Premier essai derrière la caméra de l'écrivain / scénariste Alex Garland, Ex Machina ne semblait pas franchement, au premier abord, tirer son épingle du jeu avec son univers d'anticipation et ses thématiques mille fois étudiées au cinéma, à la télévision ou dans la littérature.
Construit comme un huis-clos, si l'on excepte une poignée de séquences tournées au coeur des magnifiques paysages de la Norvège, Ex Machina va rapidement jouer cartes sur table, nous révéler ses véritables intentions. Conscient de naviguer en terrain connu, pour ne pas dire balisé, Alex Garland (accompagné de Glen Brunswick à l'écriture) va simplement user de son point de départ science-fictionnel pour nous amener vers autre chose.
Alors que Ex Machina semblait emprunter un chemin proche du troublant A.I. de Steven Spielberg, avec son androïde sur le point d'accéder à un véritable état de conscience humaine, Alex Garland préfère se focaliser non pas sur la robotique (même si cet élément reste important), mais bien sur l'humain. A travers un triangle pour le moins particulier, jouant efficacement sur la notion de domination et de manipulation, Garland ausculte l'homme, s'interroge sur ce qui nous définit en tant qu'être humain.
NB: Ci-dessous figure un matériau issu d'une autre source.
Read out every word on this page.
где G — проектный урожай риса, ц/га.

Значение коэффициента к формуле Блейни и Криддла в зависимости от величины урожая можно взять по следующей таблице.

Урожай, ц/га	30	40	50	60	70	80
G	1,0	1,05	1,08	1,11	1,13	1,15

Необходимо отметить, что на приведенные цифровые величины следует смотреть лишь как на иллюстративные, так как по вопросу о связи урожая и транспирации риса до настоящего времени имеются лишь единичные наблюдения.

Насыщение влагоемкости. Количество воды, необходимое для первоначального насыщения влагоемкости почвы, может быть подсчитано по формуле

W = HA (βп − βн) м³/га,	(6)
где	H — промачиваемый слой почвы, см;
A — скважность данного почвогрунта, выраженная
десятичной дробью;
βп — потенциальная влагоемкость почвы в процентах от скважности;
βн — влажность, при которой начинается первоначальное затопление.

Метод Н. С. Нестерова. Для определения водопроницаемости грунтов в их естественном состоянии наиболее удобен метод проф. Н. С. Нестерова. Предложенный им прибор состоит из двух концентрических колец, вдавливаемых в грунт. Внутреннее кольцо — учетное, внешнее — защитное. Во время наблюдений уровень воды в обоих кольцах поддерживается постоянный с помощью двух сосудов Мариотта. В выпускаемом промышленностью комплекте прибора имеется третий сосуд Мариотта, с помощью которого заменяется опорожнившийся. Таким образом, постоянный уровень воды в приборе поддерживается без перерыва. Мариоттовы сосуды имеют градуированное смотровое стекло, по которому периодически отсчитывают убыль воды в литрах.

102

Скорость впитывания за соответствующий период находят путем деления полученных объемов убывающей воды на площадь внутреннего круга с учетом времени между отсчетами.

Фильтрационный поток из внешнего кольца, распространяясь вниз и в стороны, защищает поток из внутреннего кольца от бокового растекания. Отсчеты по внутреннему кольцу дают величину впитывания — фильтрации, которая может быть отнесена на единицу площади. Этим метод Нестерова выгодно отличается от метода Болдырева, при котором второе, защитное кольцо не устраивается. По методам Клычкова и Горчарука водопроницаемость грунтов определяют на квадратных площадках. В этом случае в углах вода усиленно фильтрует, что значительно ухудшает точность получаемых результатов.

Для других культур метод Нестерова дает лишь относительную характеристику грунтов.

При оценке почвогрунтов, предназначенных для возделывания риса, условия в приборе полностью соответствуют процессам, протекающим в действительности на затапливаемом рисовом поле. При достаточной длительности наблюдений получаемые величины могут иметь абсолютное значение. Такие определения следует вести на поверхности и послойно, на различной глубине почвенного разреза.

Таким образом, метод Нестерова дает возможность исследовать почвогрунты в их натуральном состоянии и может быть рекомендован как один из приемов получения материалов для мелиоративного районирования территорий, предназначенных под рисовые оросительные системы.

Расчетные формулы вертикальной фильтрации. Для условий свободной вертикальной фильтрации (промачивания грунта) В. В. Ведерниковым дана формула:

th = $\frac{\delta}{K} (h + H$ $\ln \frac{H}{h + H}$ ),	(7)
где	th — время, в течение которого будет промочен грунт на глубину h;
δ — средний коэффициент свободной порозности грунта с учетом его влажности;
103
Plus qu'un simple élément perturbateur, l'être artificiel est donc le réceptacle de la folie des hommes, le déclencheur d'une réflexion passionnante, pour ne pas dire inconfortable, sur notre besoin d'interaction, sur nos peurs, nos angoisses, nos désirs, notre rapport à l'autre et notre instinct de survie. Un regard glaçant, peu flatteur pour nous, l'homme étant décrit ici soit comme un jouet, un instrument, ou un être englué dans sa propre mégalomanie, simple insecte se prenant pour Dieu.
Si l'ensemble manque tout de même d'une structure narrative solide, n'évitant pas toujours un côté bavard et sur-explicatif, Ex Machina bénéficie d'un soin tout particulier apporté à son cadre, extrêmement pensé, géométrique, et à sa bande sonore, envoutante. Les effets visuels sont également excellents, servant avant tout l'histoire, tout comme le casting, le trio Gleeson / Isaac / Vikander se montrant parfait du début à la fin.
Sans être un classique instantané de l'anticipation, Ex Machina parvient à réussir son pari en détournant soigneusement les attentes occasionnées par son sujet. Esquisser une réflexion loin d'être inintéressante sur l'être humain à partir d'un canevas somme toute assez convenu. Prometteur.